Inappropriate hallucinations are not unique to YouTube or video captions. One WIRED reporter found that a transcript of a phone call processed by startup Trint rendered Negar, a woman’s name of Persian origin, as a variant of the N-word, even though it sounds distinctly different to the human ear. Trint CEO Jeffrey Kofman says the service has a profanity filter that automatically redacts “a very small list of words.” The particular spelling that appeared in WIRED’s transcript was not on that list, Kofman said, but it will be added.
“The benefits of speech-to-text are undeniable, but there are blind spots in these systems that can require checks and balances,” KhudaBukhsh says.

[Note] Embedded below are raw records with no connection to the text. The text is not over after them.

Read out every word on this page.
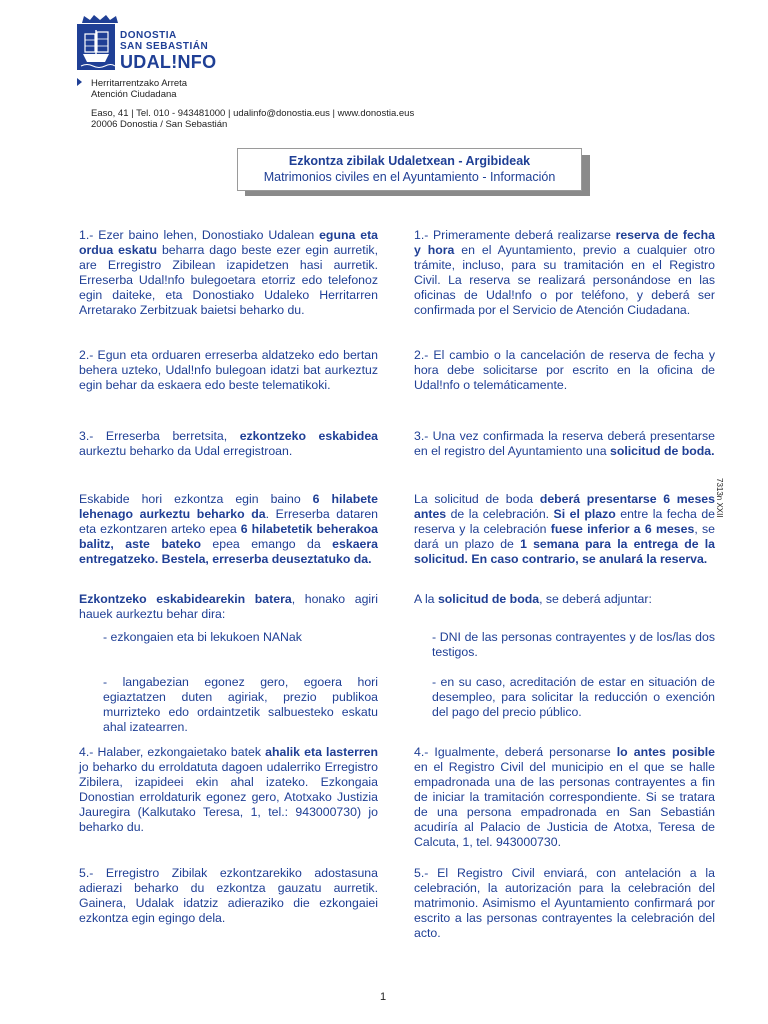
DONOSTIA
SAN SEBASTIÁN
UDAL!NFO
Herritarrentzako Arreta
Atención Ciudadana
Easo, 41 | Tel. 010 - 943481000 | udalinfo@donostia.eus | www.donostia.eus
20006 Donostia / San Sebastián
Ezkontza zibilak Udaletxean - Argibideak
Matrimonios civiles en el Ayuntamiento - Información
1.- Ezer baino lehen, Donostiako Udalean eguna eta ordua eskatu beharra dago beste ezer egin aurretik, are Erregistro Zibilean izapidetzen hasi aurretik. Erreserba Udal!nfo bulegoetara etorriz edo telefonoz egin daiteke, eta Donostiako Udaleko Herritarren Arretarako Zerbitzuak baietsi beharko du.
2.- Egun eta orduaren erreserba aldatzeko edo bertan behera uzteko, Udal!nfo bulegoan idatzi bat aurkeztuz egin behar da eskaera edo beste telematikoki.
3.- Erreserba berretsita, ezkontzeko eskabidea aurkeztu beharko da Udal erregistroan.
Eskabide hori ezkontza egin baino 6 hilabete lehenago aurkeztu beharko da. Erreserba dataren eta ezkontzaren arteko epea 6 hilabetetik beherakoa balitz, aste bateko epea emango da eskaera entregatzeko. Bestela, erreserba deuseztatuko da.
Ezkontzeko eskabidearekin batera, honako agiri hauek aurkeztu behar dira:
- ezkongaien eta bi lekukoen NANak
- langabezian egonez gero, egoera hori egiaztatzen duten agiriak, prezio publikoa murrizteko edo ordaintzetik salbuesteko eskatu ahal izatearren.
4.- Halaber, ezkongaietako batek ahalik eta lasterren jo beharko du erroldatuta dagoen udalerriko Erregistro Zibilera, izapideei ekin ahal izateko. Ezkongaia Donostian erroldaturik egonez gero, Atotxako Justizia Jauregira (Kalkutako Teresa, 1, tel.: 943000730) jo beharko du.
5.- Erregistro Zibilak ezkontzarekiko adostasuna adierazi beharko du ezkontza gauzatu aurretik. Gainera, Udalak idatziz adieraziko die ezkongaiei ezkontza egin egingo dela.
1.- Primeramente deberá realizarse reserva de fecha y hora en el Ayuntamiento, previo a cualquier otro trámite, incluso, para su tramitación en el Registro Civil. La reserva se realizará personándose en las oficinas de Udal!nfo o por teléfono, y deberá ser confirmada por el Servicio de Atención Ciudadana.
2.- El cambio o la cancelación de reserva de fecha y hora debe solicitarse por escrito en la oficina de Udal!nfo o telemáticamente.
3.- Una vez confirmada la reserva deberá presentarse en el registro del Ayuntamiento una solicitud de boda.
La solicitud de boda deberá presentarse 6 meses antes de la celebración. Si el plazo entre la fecha de reserva y la celebración fuese inferior a 6 meses, se dará un plazo de 1 semana para la entrega de la solicitud. En caso contrario, se anulará la reserva.
A la solicitud de boda, se deberá adjuntar:
- DNI de las personas contrayentes y de los/las dos testigos.
- en su caso, acreditación de estar en situación de desempleo, para solicitar la reducción o exención del pago del precio público.
4.- Igualmente, deberá personarse lo antes posible en el Registro Civil del municipio en el que se halle empadronada una de las personas contrayentes a fin de iniciar la tramitación correspondiente. Si se tratara de una persona empadronada en San Sebastián acudiría al Palacio de Justicia de Atotxa, Teresa de Calcuta, 1, tel. 943000730.
5.- El Registro Civil enviará, con antelación a la celebración, la autorización para la celebración del matrimonio. Asimismo el Ayuntamiento confirmará por escrito a las personas contrayentes la celebración del acto.
7313n XXII
1
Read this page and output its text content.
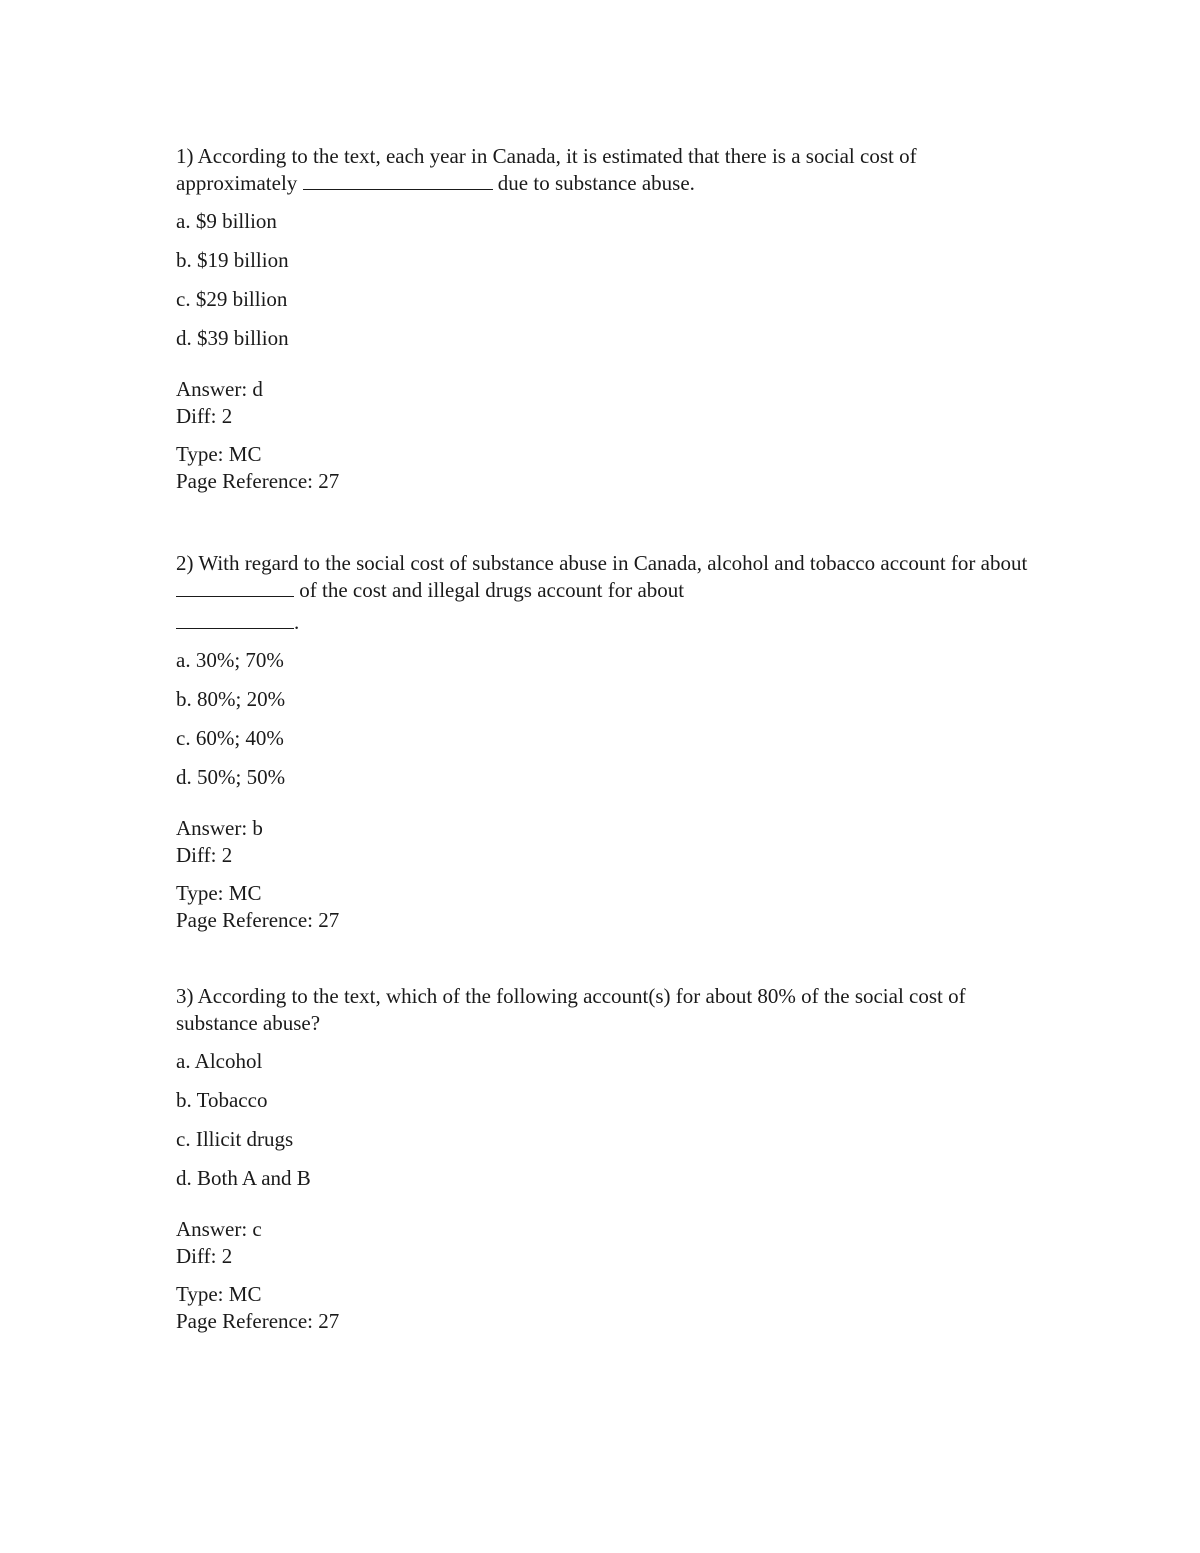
1) According to the text, each year in Canada, it is estimated that there is a social cost of approximately	due to substance abuse.

a. $9 billion

b. $19 billion

c. $29 billion

d. $39 billion

Answer: d

Diff: 2

Type: MC

Page Reference: 27

2) With regard to the social cost of substance abuse in Canada, alcohol and tobacco account for about  of the cost and illegal drugs account for about
.

a. 30%; 70%

b. 80%; 20%

c. 60%; 40%

d. 50%; 50%

Answer: b

Diff: 2

Type: MC

Page Reference: 27

3) According to the text, which of the following account(s) for about 80% of the social cost of substance abuse?

a. Alcohol

b. Tobacco

c. Illicit drugs

d. Both A and B

Answer: c

Diff: 2

Type: MC

Page Reference: 27
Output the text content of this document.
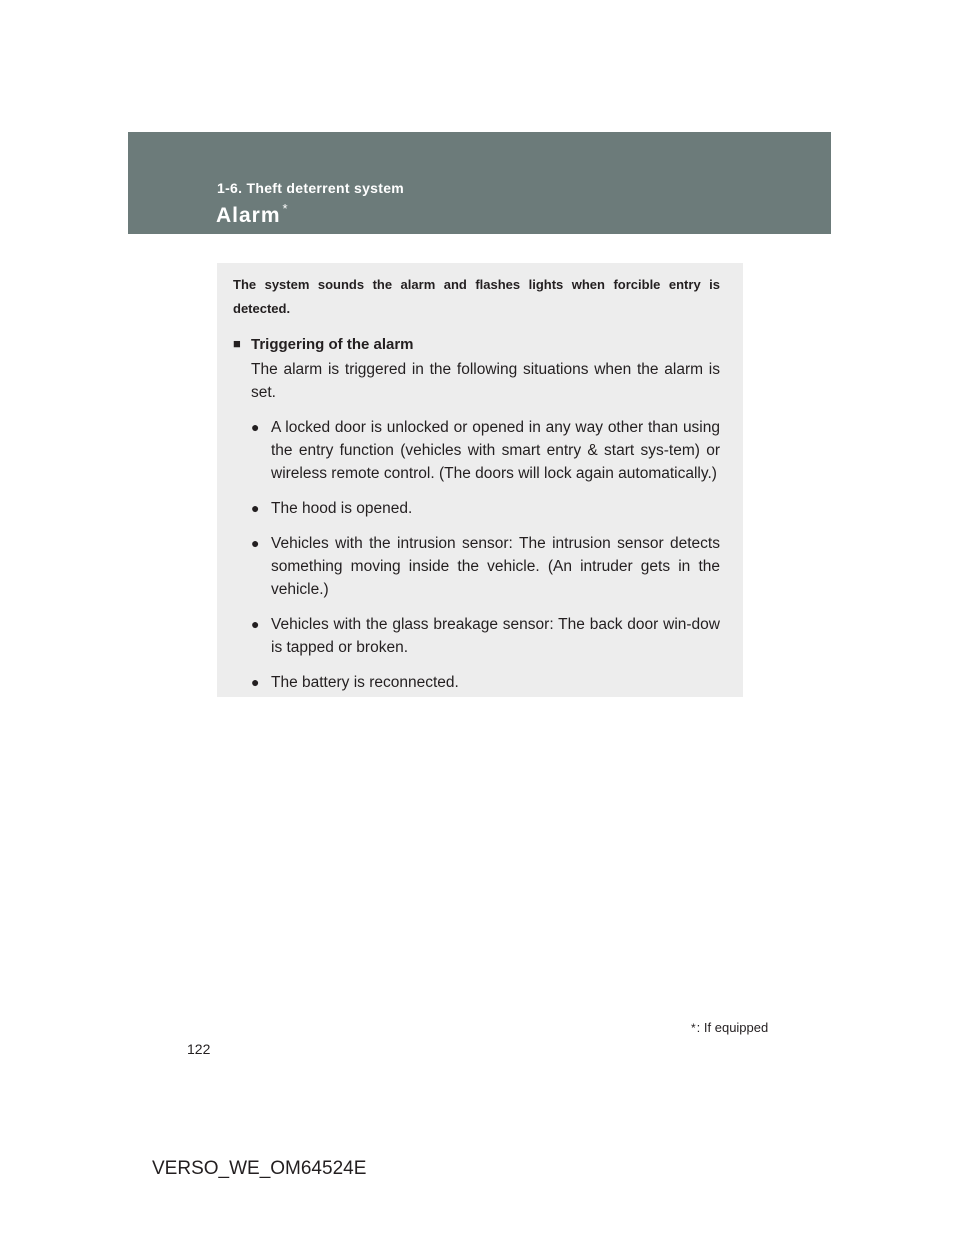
1-6. Theft deterrent system
Alarm *

The system sounds the alarm and flashes lights when forcible entry is detected.

■ Triggering of the alarm

The alarm is triggered in the following situations when the alarm is set.

● A locked door is unlocked or opened in any way other than using the entry function (vehicles with smart entry & start sys-tem) or wireless remote control. (The doors will lock again automatically.)
● The hood is opened.
● Vehicles with the intrusion sensor: The intrusion sensor detects something moving inside the vehicle. (An intruder gets in the vehicle.)
● Vehicles with the glass breakage sensor: The back door win-dow is tapped or broken.
● The battery is reconnected.
*: If equipped
122
VERSO_WE_OM64524E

Those blind spots can seem surprising to humans who make sense of speech in part by understanding the broader context and meaning of a person’s words. Algorithms have improved their ability to process language but still lack a capacity for fuller understanding—something that has caused problems for other companies relying on machines to process text. One startup had to revamp its adventure game after it was found to sometimes describe sexual scenarios involving minors.
Machine learning algorithms “learn” a task by processing large amounts of training data—in this case audio files and matching transcripts. KhudaBukhsh says that YouTube’s system likely inserts profanities sometimes because its training data included primarily speech by adults, and less from children. When the researchers manually checked examples of inappropriate words in captions, they often appeared with speech by children or people who appeared not to be native English speakers. Previous studies have found that transcription services from Google and other major tech companies make more errors for non-white speakers and fewer errors for standard American English, compared with regional US dialects.
Rachael Tatman, a linguist who coauthored one of those earlier studies, says a simple blocklist of words not to use on kids’ YouTube videos would address many of the worst examples found in the new research. “That there’s apparently not one is an engineering oversight,” she says.